The $500,000 was supposed to come from the prosecutor’s Law Enforcement Trust Fund, which is fueled by criminal forfeitures and seizures throughout the year.

McGinty has long advocated for dash cams in police cars, arguing that they would save the city money by cutting down on complaints against police officers and help his office prosecute crimes with video evidence.

But the fund had about $360,000 at the end of 2016, not enough to cover the reimbursement, O’Malley told cleveland.com last month. Three other funds that the prosecutor’s office can use at its discretion had a total of about $400,000, so the reimbursement for the dash cams would amount to more than half of the office’s discretionary money, O’Malley said.

Those accounts are used to pay for travel of expert witnesses to testify in the thousands of cases that the office tries every year.

O’Malley also said McGinty had promised to pay several other agencies around the county for dash or body cameras, which would have amounted to nearly all of the discretionary money.

O’Malley questioned not just the amount of the agreements, but he also seemed to balk at the idea of a county agency paying a city to buy any law enforcement.

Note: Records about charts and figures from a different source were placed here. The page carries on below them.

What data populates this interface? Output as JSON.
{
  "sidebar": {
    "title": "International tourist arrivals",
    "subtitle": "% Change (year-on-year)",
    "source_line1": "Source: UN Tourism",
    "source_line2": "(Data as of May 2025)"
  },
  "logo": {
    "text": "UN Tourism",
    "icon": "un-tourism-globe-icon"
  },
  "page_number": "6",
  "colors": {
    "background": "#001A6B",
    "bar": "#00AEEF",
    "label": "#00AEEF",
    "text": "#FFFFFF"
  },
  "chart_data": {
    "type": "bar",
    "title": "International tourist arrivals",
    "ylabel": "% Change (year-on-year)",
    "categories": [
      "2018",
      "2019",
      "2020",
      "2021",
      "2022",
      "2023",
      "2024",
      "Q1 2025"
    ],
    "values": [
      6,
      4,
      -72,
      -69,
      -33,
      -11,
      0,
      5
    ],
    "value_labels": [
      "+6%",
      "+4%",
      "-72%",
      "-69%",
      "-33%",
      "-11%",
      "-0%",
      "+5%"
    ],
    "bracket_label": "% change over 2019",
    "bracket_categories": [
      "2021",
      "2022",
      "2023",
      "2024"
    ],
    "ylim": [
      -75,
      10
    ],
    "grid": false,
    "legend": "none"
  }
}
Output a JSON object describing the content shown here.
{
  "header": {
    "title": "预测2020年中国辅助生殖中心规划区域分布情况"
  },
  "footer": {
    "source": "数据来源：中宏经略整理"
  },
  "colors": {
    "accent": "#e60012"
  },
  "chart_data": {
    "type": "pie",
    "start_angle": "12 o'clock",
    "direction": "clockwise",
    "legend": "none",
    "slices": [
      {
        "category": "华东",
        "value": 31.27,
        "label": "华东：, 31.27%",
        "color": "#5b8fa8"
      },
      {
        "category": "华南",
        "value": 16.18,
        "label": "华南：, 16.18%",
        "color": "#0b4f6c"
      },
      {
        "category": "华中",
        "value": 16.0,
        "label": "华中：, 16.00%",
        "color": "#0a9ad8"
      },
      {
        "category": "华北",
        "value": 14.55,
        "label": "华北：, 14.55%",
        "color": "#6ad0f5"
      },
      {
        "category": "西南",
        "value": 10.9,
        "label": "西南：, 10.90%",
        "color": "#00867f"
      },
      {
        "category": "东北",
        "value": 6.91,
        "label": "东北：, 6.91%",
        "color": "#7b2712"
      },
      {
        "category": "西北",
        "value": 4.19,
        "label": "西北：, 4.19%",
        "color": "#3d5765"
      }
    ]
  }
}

He equated it to an outgoing mayor offering to pay for new squad cars for Cuyahoga County Sheriff’s Department.

He also pointed out the Cleveland’s residents just approved an income tax increase that is expected to pump more than $80 million into the city’s coffers.

“If we had $7 million, I might consider it in the spirit of cooperation,” O’Malley said. “But we don’t even have it to give.”

O’Malley has asked Ohio Auditor Dave Yost to audit the office’s books and said he may honor the agreement if his office can find the money.

But Jackson said Wednesday that he still hopes O’Malley does eventually honor the agreement.

“I would rather spend a half a million dollars of somebody else’s money than mine,” he said. “He asked me to do something, I did it, and at the appropriate time we’ll have a conversation.”